5 raisons qui nous font dire que le magasin physique n’est pas mort

16 janvier 2017

Si les statistiques ont annoncé 17% de croissance pour le e-commerce en 2016 contre seulement 2,8% pour le point de vente physique, on est pourtant loin de la disparition inévitable des magasins que certains tendent à prédire. 5 raisons prouvent que cette chronique d’une mort annoncée est loin d’être écrite :

1)  Un nouveau théâtre

Mise en scène et théâtralisation de l’espace de vente, tout comme la création d’un univers particulier sont autant de procédés difficiles à mettre en place sur un site internet. Pourtant, ces techniques sont aujourd’hui devenues essentielles pour toutes les grandes marques de retail.

Véritable vitrine de la marque, le point de vente physique se doit d’établir un vrai lien avec le consommateur. L’essor du «marketing sensoriel» le prouve. Cette technique vise à créer une expérience singulière au sein de l’espace de vente afin de susciter l’engagement et l’attachement du client à la marque. En stimulant un ou plusieurs des cinq sens du consommateur lors de son passage en magasin, la marque parvient à créer une expérience mémorable et ainsi s’ancrer dans son esprit.

Dans l’industrie du prêt-à-porter, Abercrombie & Fitch est un symbole bien connu de cette pratique. La marque suscite effectivement quatre sens : la vue, avec un jeu de lumière qui met en valeur les produits et plonge le reste de la boutique dans l’obscurité ; l’odorat par la diffusion de leur parfum «Fierce n°8» ; l’ouïe grâce à une musique électro diffusée en continue ; et enfin le toucher avec l’utilisation de textiles «soft touch».

2) Une expérience relationnelle

Si de nombreux consommateurs sont devenus adepte du shopping online, d’autres sont encore très attachés au shopping en magasin, de par ses valeurs d’authenticité, humaines et émotionnelles. Recommandations en temps réel, disponibilité totale, convivialité sont autant d’atouts et d’engagements que les responsables de ventes s’engagent à tenir afin d’accompagner et satisfaire chaque client.

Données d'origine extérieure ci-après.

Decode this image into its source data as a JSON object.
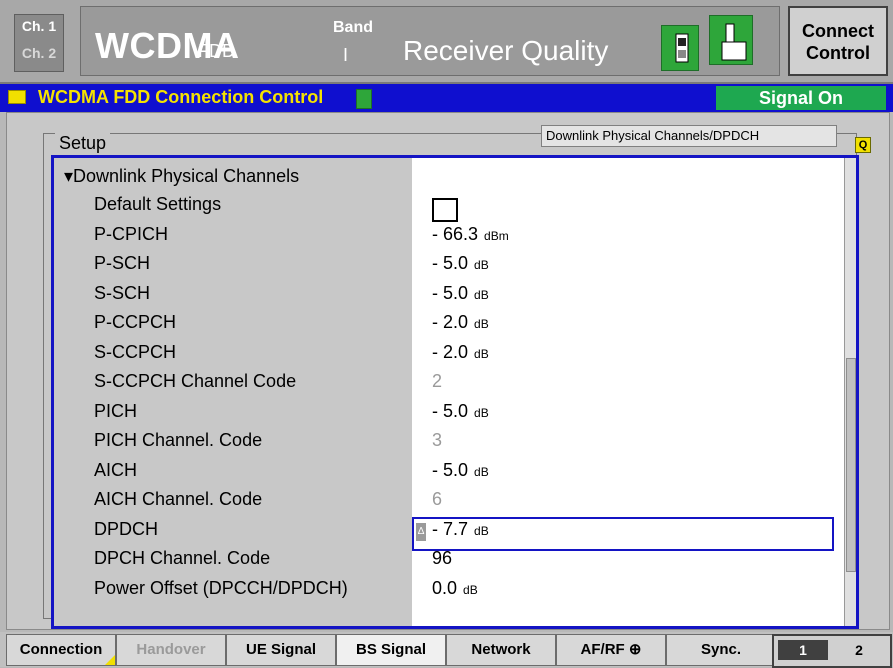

Pour mettre en avant l’expertise des collaborateurs et renforcer l’attachement du consommateur à la marque, les enseignes tendent à développer des activités complémentaires, directement en magasins. C’est le cas de Lululemon Athletica, fabricant de vêtements de yoga. La marque ne compte parmi ses vendeurs que des praticiens de haut niveau et propose dans le même temps, des cours de yoga en boutique enfin de renforcer le relationnel avec le consommateur.

         

3) Un sens du service

Bien que possédant de nombreux avantages, le e-commerce reste cependant victime de son manque de service client.  Il reste néanmoins un concept clé pour le consommateur, qui s’attend à une qualité de service et un service après-vente efficace. Ces deux éléments demeurent plus performants au sein des magasins traditionnels et on comprend alors, pourquoi Amazon a récemment décidé d’ouvrir plusieurs points de vente physique.

4) Un produit à portée de main

L’une des différences majeures du point de vente physique par rapport au site au site web est également son point fort : la possibilité pour le client de voir et toucher le produit avant l’achat, ou encore d’en disposer directement sans frais supplémentaires de livraison. L’avantage indispensable du point de vente physique réside en effet dans la possibilité d’essayer et de manipuler le produit avant de l’acheter.

De plus, et à la différence du site internet, le magasin physique permet encore aujourd’hui d’assouvir une envie soudaine. La consommation impulsive et irréfléchie représente encore effectivement, une part importante des actes d’achat des consommateurs.

5) Une stratégie omnicanal

Le point de vente physique demeure plus que jamais le lieu de rencontre entre la marque et ses consommateurs. Les magasins semblent en effet aujourd’hui connaître une véritable renaissance, inspirée des fondements mêmes du commerce traditionnel et adaptée à l’ère du digital que nous connaissons.

Aujourd’hui, la question n’est alors pas de savoir si le web parviendra à éliminer les points de vente physiques, mais plutôt comment les marques parviendront à instaurer une complémentarité entre les deux canaux de distribution, et par quels moyens.